On the Dallas/Ft. Worth ColdFusion User Group email list, someone asked the question whether or not it is important to var scope your indexes in loops and items in loops of structures. While most agreed that it was important, one member contacted me off-list to make the case that Java actually manages the threading and it is a non-issue since ColdFusion 5. If you are new to this concept, the issue boils down to the fact that if you do not var scope local variables in a method, they are accessible and modifiable by other methods in the component since they reside in the variables scope. By adding “var” when setting variables in a method, you are protecting them from other processes outside that method. Example:

After attempting to make my case of why it is important (which fell on deaf ears) I thought it might be beneficial to write a short example that demonstrates a thread safety problem.

First, let’s create two components, ThreadKiller.cfc and ThreadSaver.cfc.

ThreadSaver.cfc:

<cfcomponent output="false">
	<cffunction name="init" access="public" output="false" returntype="ThreadSaver">
		<cfreturn this />
	</cffunction>
	<cffunction name="countUp" access="public" output="false" returntype="void">
		<cfscript>
		var i = "";
		for (i=1;i LTE 10;i=i+1) { countDown(); }
		</cfscript>
	</cffunction>
	<cffunction name="countDown" access="public" output="false" returntype="void">
		<cfscript>
		cool = "yeah";
		var i = "";
		for (i=10;i GTE 1;i=i-1) { /* nothing */ }
		</cfscript>
	</cffunction>
</cfcomponent>

ThreadKiller.cfc:

<cfcomponent output="false">
	<cffunction name="init" access="public" output="false" returntype="ThreadKiller">
		<cfreturn this />
	</cffunction>
	<cffunction name="countUp" access="public" output="false" returntype="void">
		<cfscript>
		for (i=1;i LTE 10;i=i+1) { countDown(); }
		</cfscript>
	</cffunction>
	<cffunction name="countDown" access="public" output="false" returntype="void">
		<cfscript>
		for (i=10;i GTE 1;i=i-1) { /* nothing */ }
		</cfscript>
	</cffunction>
</cfcomponent>

As you can see, these two components are virtually identical except for the use of the var scoping in the ThreadSaver.cfc methods. The downfall of ThreadKiller.cfc is the fact that in each iteration of the loop of the countUp() method, the called method countDown() will effectively overwrite the value of “i” setting it back to 1, creating an endless loop. In ThreadSaver.cfc, the two variables “i” are actually seperate containers and do not touch each other.
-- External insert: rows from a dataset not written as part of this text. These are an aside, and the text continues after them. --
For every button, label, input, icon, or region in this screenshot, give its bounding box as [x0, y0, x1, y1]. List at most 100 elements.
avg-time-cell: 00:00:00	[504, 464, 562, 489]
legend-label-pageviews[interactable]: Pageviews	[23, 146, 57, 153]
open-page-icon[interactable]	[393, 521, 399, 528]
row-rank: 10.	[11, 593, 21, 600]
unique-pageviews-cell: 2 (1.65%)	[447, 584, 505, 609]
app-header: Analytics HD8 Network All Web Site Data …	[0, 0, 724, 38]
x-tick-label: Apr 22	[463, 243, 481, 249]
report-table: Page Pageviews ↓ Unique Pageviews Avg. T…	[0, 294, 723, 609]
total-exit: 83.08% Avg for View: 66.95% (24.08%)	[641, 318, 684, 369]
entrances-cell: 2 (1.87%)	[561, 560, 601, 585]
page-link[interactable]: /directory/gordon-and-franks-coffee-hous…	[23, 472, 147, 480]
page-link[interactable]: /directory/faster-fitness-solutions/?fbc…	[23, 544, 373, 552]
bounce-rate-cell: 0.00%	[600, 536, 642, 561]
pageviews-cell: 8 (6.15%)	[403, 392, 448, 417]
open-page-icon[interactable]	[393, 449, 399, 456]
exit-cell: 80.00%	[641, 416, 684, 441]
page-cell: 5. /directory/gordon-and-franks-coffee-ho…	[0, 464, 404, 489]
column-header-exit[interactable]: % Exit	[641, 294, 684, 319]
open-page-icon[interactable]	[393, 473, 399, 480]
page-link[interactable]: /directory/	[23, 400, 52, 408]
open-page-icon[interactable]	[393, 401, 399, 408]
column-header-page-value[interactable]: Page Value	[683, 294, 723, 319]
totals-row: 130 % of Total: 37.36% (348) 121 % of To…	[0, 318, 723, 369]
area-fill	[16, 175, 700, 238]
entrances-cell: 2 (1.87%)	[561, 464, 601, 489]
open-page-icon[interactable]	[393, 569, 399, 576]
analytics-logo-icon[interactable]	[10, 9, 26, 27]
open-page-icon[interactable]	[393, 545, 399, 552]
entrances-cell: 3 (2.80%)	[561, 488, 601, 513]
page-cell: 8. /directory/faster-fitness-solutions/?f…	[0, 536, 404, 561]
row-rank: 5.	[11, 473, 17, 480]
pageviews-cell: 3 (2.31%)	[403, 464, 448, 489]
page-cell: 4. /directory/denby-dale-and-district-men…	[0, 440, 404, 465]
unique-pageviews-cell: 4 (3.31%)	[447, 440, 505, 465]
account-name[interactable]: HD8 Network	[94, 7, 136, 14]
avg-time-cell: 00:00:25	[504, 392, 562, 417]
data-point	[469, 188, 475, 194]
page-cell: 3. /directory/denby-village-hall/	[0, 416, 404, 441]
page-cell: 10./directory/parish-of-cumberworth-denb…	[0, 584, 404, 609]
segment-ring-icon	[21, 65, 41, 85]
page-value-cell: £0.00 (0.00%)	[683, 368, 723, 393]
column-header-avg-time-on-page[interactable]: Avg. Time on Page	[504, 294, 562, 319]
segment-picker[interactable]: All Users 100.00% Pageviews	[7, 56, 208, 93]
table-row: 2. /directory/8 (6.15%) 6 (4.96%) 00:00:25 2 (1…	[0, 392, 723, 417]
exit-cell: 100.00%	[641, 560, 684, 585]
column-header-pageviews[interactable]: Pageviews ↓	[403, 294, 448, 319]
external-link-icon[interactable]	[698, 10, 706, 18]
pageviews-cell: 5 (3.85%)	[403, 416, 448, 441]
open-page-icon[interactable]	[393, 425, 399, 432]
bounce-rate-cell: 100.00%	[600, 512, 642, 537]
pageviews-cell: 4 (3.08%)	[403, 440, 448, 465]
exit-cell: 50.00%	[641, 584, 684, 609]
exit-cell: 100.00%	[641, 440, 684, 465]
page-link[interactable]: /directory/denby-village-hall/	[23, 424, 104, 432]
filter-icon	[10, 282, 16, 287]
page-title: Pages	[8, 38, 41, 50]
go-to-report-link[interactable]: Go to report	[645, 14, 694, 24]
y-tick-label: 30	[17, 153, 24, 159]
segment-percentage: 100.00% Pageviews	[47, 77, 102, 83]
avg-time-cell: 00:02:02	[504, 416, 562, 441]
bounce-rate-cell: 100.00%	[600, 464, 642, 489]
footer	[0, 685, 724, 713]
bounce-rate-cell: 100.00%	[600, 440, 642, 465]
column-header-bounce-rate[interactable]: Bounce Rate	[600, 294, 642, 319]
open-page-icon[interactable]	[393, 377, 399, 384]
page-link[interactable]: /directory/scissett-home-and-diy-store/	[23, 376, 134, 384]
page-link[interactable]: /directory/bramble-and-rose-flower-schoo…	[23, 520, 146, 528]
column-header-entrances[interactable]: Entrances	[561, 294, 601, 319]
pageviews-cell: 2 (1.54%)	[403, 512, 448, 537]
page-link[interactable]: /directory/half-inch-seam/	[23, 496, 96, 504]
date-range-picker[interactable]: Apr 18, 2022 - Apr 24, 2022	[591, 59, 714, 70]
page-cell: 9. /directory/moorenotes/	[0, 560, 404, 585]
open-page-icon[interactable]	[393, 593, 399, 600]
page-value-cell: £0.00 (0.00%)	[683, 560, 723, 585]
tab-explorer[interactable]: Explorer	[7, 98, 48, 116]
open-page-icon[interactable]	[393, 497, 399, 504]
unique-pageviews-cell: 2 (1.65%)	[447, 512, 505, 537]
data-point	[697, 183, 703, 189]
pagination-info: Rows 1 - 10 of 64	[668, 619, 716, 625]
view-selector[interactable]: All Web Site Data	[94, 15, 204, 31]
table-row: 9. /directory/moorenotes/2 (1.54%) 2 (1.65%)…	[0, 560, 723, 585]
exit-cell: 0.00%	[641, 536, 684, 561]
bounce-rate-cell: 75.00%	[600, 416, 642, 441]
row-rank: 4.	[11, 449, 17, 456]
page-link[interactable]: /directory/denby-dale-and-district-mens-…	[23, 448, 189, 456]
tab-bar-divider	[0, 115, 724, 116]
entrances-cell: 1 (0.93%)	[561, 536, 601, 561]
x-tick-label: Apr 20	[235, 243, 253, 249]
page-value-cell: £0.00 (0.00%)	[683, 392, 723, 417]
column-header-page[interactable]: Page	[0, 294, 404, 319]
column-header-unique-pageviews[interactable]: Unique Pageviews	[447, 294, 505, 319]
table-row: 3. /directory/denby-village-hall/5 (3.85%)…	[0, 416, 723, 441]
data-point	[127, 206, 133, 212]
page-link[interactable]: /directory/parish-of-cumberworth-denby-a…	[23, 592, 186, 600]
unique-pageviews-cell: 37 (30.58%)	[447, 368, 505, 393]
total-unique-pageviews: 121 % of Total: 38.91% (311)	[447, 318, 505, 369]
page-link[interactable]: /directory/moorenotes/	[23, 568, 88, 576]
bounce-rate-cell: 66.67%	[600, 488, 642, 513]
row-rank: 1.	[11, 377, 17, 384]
Now, let’s create our test page. Create a fiile named vartest.cfm in the same directory as the CFCs.

vartest.cfm:

<cfset Object = iif(StructKeyExists(url,"killit"),De("ThreadKiller"),De("ThreadSaver")) />
<cfset test = CreateObject("component",Object).init() />
<cfset test.countUp() />

done!

First, let’s run the “safe” test.  In your broswer, hit:
/vartest.cfm

When you run this, you will see that it did its work and then outputted “done!” on the screen.

Now we can do our “killer” test.  In your browser, hit:
/vartext.cfm?killit

Please note that this will spin up your processor until the request times out, and should only be done in a development environment in case you end up having to restart your ColdFusion instance.

When you run this, you can see that loop never completes and your server isn’t happy about it at all! Hopefully this will prove the point that it is definitely important to remember to var scope your index.